Contabilisticamente, o imposto sobre o rendimento pago no estrangeiro, porque configura um custo da empresa, deverá ser registado na contabilidade como tal, numa conta da classe 6 (por exemplo, no âmbito da 681). Ou seja, sempre que se verifique a obtenção de um rendimento no estrangeiro sujeito a tributação no país da fonte, deverá creditar-se a respetiva conta de proveitos, pelo valor bruto do rendimento e, em contrapartida, debitar-se, por um lado, a respetiva conta de gastos, pelo valor do imposto pago no estrangeiro e, por outro lado, uma conta de meios monetários, pelo valor líquido recebido. Fiscalmente e nos termos do artigo 68.º, n.º 2 do CIRC, o imposto retido noutro Estado deve ser acrescido no quadro 07 da declaração modelo 22, para que, depois seja feita a correspondente dedução no campo 353 do quadro 10, conforme o n.º 1 do artigo 91.º do CIRC (a menor das duas importâncias).

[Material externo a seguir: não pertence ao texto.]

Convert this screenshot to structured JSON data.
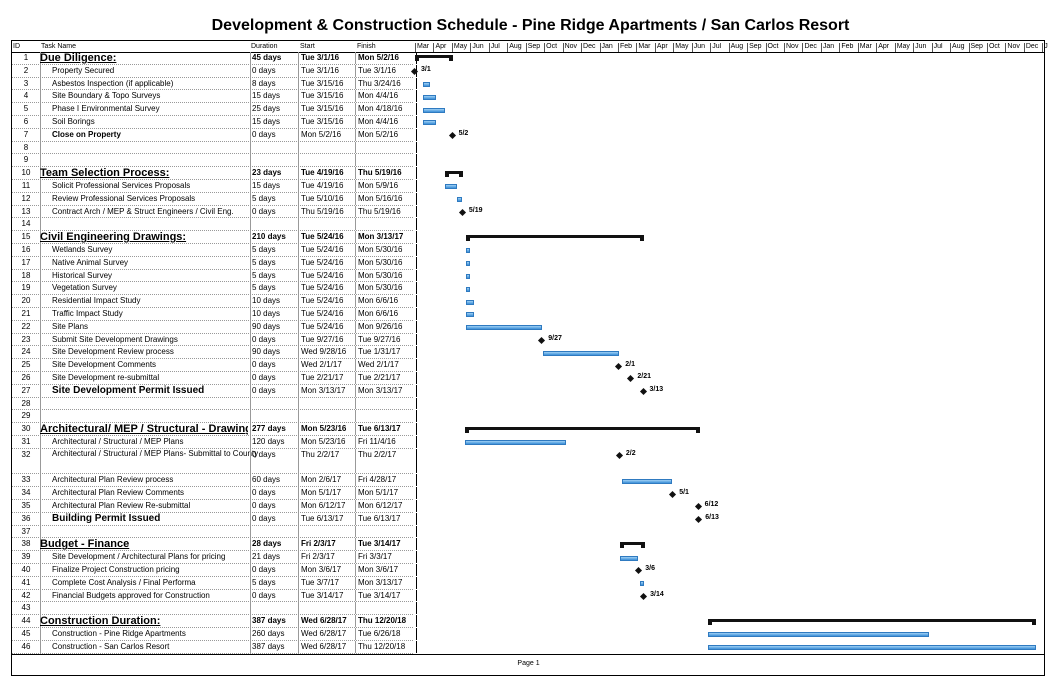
{
  "title": "Development & Construction Schedule - Pine Ridge Apartments  / San Carlos Resort",
  "columns": {
    "id": "ID",
    "name": "Task Name",
    "duration": "Duration",
    "start": "Start",
    "finish": "Finish"
  },
  "months": [
    "Mar",
    "Apr",
    "May",
    "Jun",
    "Jul",
    "Aug",
    "Sep",
    "Oct",
    "Nov",
    "Dec",
    "Jan",
    "Feb",
    "Mar",
    "Apr",
    "May",
    "Jun",
    "Jul",
    "Aug",
    "Sep",
    "Oct",
    "Nov",
    "Dec",
    "Jan",
    "Feb",
    "Mar",
    "Apr",
    "May",
    "Jun",
    "Jul",
    "Aug",
    "Sep",
    "Oct",
    "Nov",
    "Dec",
    "J"
  ],
  "colors": {
    "bar": "#3b8fd8",
    "summary": "#111111"
  },
  "tasks": [
    {
      "id": "1",
      "name": "Due Diligence:",
      "duration": "45 days",
      "start": "Tue 3/1/16",
      "finish": "Mon 5/2/16",
      "type": "summary"
    },
    {
      "id": "2",
      "name": "Property Secured",
      "duration": "0 days",
      "start": "Tue 3/1/16",
      "finish": "Tue 3/1/16",
      "type": "milestone",
      "label": "3/1"
    },
    {
      "id": "3",
      "name": "Asbestos Inspection (if applicable)",
      "duration": "8 days",
      "start": "Tue 3/15/16",
      "finish": "Thu 3/24/16",
      "type": "task"
    },
    {
      "id": "4",
      "name": "Site Boundary & Topo Surveys",
      "duration": "15 days",
      "start": "Tue 3/15/16",
      "finish": "Mon 4/4/16",
      "type": "task"
    },
    {
      "id": "5",
      "name": "Phase I Environmental Survey",
      "duration": "25 days",
      "start": "Tue 3/15/16",
      "finish": "Mon 4/18/16",
      "type": "task"
    },
    {
      "id": "6",
      "name": "Soil Borings",
      "duration": "15 days",
      "start": "Tue 3/15/16",
      "finish": "Mon 4/4/16",
      "type": "task"
    },
    {
      "id": "7",
      "name": "Close on Property",
      "duration": "0 days",
      "start": "Mon 5/2/16",
      "finish": "Mon 5/2/16",
      "type": "milestone",
      "label": "5/2",
      "style": "bold"
    },
    {
      "id": "8"
    },
    {
      "id": "9"
    },
    {
      "id": "10",
      "name": "Team Selection Process:",
      "duration": "23 days",
      "start": "Tue 4/19/16",
      "finish": "Thu 5/19/16",
      "type": "summary"
    },
    {
      "id": "11",
      "name": "Solicit Professional Services Proposals",
      "duration": "15 days",
      "start": "Tue 4/19/16",
      "finish": "Mon 5/9/16",
      "type": "task"
    },
    {
      "id": "12",
      "name": "Review Professional Services Proposals",
      "duration": "5 days",
      "start": "Tue 5/10/16",
      "finish": "Mon 5/16/16",
      "type": "task"
    },
    {
      "id": "13",
      "name": "Contract Arch / MEP & Struct Engineers / Civil Eng.",
      "duration": "0 days",
      "start": "Thu 5/19/16",
      "finish": "Thu 5/19/16",
      "type": "milestone",
      "label": "5/19"
    },
    {
      "id": "14"
    },
    {
      "id": "15",
      "name": "Civil Engineering Drawings:",
      "duration": "210 days",
      "start": "Tue 5/24/16",
      "finish": "Mon 3/13/17",
      "type": "summary"
    },
    {
      "id": "16",
      "name": "Wetlands Survey",
      "duration": "5 days",
      "start": "Tue 5/24/16",
      "finish": "Mon 5/30/16",
      "type": "task"
    },
    {
      "id": "17",
      "name": "Native Animal Survey",
      "duration": "5 days",
      "start": "Tue 5/24/16",
      "finish": "Mon 5/30/16",
      "type": "task"
    },
    {
      "id": "18",
      "name": "Historical Survey",
      "duration": "5 days",
      "start": "Tue 5/24/16",
      "finish": "Mon 5/30/16",
      "type": "task"
    },
    {
      "id": "19",
      "name": "Vegetation Survey",
      "duration": "5 days",
      "start": "Tue 5/24/16",
      "finish": "Mon 5/30/16",
      "type": "task"
    },
    {
      "id": "20",
      "name": "Residential Impact Study",
      "duration": "10 days",
      "start": "Tue 5/24/16",
      "finish": "Mon 6/6/16",
      "type": "task"
    },
    {
      "id": "21",
      "name": "Traffic Impact Study",
      "duration": "10 days",
      "start": "Tue 5/24/16",
      "finish": "Mon 6/6/16",
      "type": "task"
    },
    {
      "id": "22",
      "name": "Site Plans",
      "duration": "90 days",
      "start": "Tue 5/24/16",
      "finish": "Mon 9/26/16",
      "type": "task"
    },
    {
      "id": "23",
      "name": "Submit Site Development Drawings",
      "duration": "0 days",
      "start": "Tue 9/27/16",
      "finish": "Tue 9/27/16",
      "type": "milestone",
      "label": "9/27"
    },
    {
      "id": "24",
      "name": "Site Development Review process",
      "duration": "90 days",
      "start": "Wed 9/28/16",
      "finish": "Tue 1/31/17",
      "type": "task"
    },
    {
      "id": "25",
      "name": "Site Development Comments",
      "duration": "0 days",
      "start": "Wed 2/1/17",
      "finish": "Wed 2/1/17",
      "type": "milestone",
      "label": "2/1"
    },
    {
      "id": "26",
      "name": "Site Development re-submittal",
      "duration": "0 days",
      "start": "Tue 2/21/17",
      "finish": "Tue 2/21/17",
      "type": "milestone",
      "label": "2/21"
    },
    {
      "id": "27",
      "name": "Site Development Permit Issued",
      "duration": "0 days",
      "start": "Mon 3/13/17",
      "finish": "Mon 3/13/17",
      "type": "milestone",
      "label": "3/13",
      "style": "big"
    },
    {
      "id": "28"
    },
    {
      "id": "29"
    },
    {
      "id": "30",
      "name": "Architectural/ MEP / Structural - Drawings",
      "duration": "277 days",
      "start": "Mon 5/23/16",
      "finish": "Tue 6/13/17",
      "type": "summary"
    },
    {
      "id": "31",
      "name": "Architectural / Structural / MEP Plans",
      "duration": "120 days",
      "start": "Mon 5/23/16",
      "finish": "Fri 11/4/16",
      "type": "task"
    },
    {
      "id": "32",
      "name": "Architectural / Structural / MEP Plans- Submittal to County",
      "duration": "0 days",
      "start": "Thu 2/2/17",
      "finish": "Thu 2/2/17",
      "type": "milestone",
      "label": "2/2",
      "style": "wrap"
    },
    {
      "id": "33",
      "name": "Architectural Plan Review process",
      "duration": "60 days",
      "start": "Mon 2/6/17",
      "finish": "Fri 4/28/17",
      "type": "task"
    },
    {
      "id": "34",
      "name": "Architectural Plan Review Comments",
      "duration": "0 days",
      "start": "Mon 5/1/17",
      "finish": "Mon 5/1/17",
      "type": "milestone",
      "label": "5/1"
    },
    {
      "id": "35",
      "name": "Architectural Plan Review Re-submittal",
      "duration": "0 days",
      "start": "Mon 6/12/17",
      "finish": "Mon 6/12/17",
      "type": "milestone",
      "label": "6/12"
    },
    {
      "id": "36",
      "name": "Building Permit Issued",
      "duration": "0 days",
      "start": "Tue 6/13/17",
      "finish": "Tue 6/13/17",
      "type": "milestone",
      "label": "6/13",
      "style": "big"
    },
    {
      "id": "37"
    },
    {
      "id": "38",
      "name": "Budget - Finance",
      "duration": "28 days",
      "start": "Fri 2/3/17",
      "finish": "Tue 3/14/17",
      "type": "summary"
    },
    {
      "id": "39",
      "name": "Site Development / Architectural Plans for pricing",
      "duration": "21 days",
      "start": "Fri 2/3/17",
      "finish": "Fri 3/3/17",
      "type": "task"
    },
    {
      "id": "40",
      "name": "Finalize Project Construction pricing",
      "duration": "0 days",
      "start": "Mon 3/6/17",
      "finish": "Mon 3/6/17",
      "type": "milestone",
      "label": "3/6"
    },
    {
      "id": "41",
      "name": "Complete Cost Analysis / Final Performa",
      "duration": "5 days",
      "start": "Tue 3/7/17",
      "finish": "Mon 3/13/17",
      "type": "task"
    },
    {
      "id": "42",
      "name": "Financial Budgets approved for Construction",
      "duration": "0 days",
      "start": "Tue 3/14/17",
      "finish": "Tue 3/14/17",
      "type": "milestone",
      "label": "3/14"
    },
    {
      "id": "43"
    },
    {
      "id": "44",
      "name": "Construction Duration:",
      "duration": "387 days",
      "start": "Wed 6/28/17",
      "finish": "Thu 12/20/18",
      "type": "summary"
    },
    {
      "id": "45",
      "name": "Construction - Pine Ridge Apartments",
      "duration": "260 days",
      "start": "Wed 6/28/17",
      "finish": "Tue 6/26/18",
      "type": "task"
    },
    {
      "id": "46",
      "name": "Construction - San Carlos Resort",
      "duration": "387 days",
      "start": "Wed 6/28/17",
      "finish": "Thu 12/20/18",
      "type": "task"
    }
  ],
  "footer": "Page 1"
}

Tendo sido efetuada a retenção no outro Estado – EUA, o sujeito passivo português, poderia utilizar o mecanismo previsto no artigo 91.º do Código do IRC – Crédito de imposto por dupla tributação internacional.
Porém, o n.º 2 do artigo 91.º do CIRC refere que, quando existe Convenção para evitar a dupla tributação, a dedução prevista neste preceito não pode ultrapassar o imposto pago no estrangeiro nos termos previstos pela Convenção. Isto é, este mecanismo não pode ser utilizado em alternativa à Convenção.
Nesse caso, a única forma do sujeito passivo português evitar a dupla tributação que sofrer, em consequência do rendimento também ter sido tributado nos EUA é solicitar o reembolso nos termos da Convenção, devendo para tal preencher o impresso adequado, que depois de devidamente certificado pelas autoridades fiscais portuguesas deverá ser enviado à Administração Fiscal Americana.
Todo o exposto só será aplicável se, efetivamente, existir a figura da retenção na fonte no Estado do pagador, situação que desconhecemos.
Caso tenha alguma dificuldade em acionar estes procedimentos, aconselhamos a consulta à Direção de Relações Internacionais da Autoridade Tributária.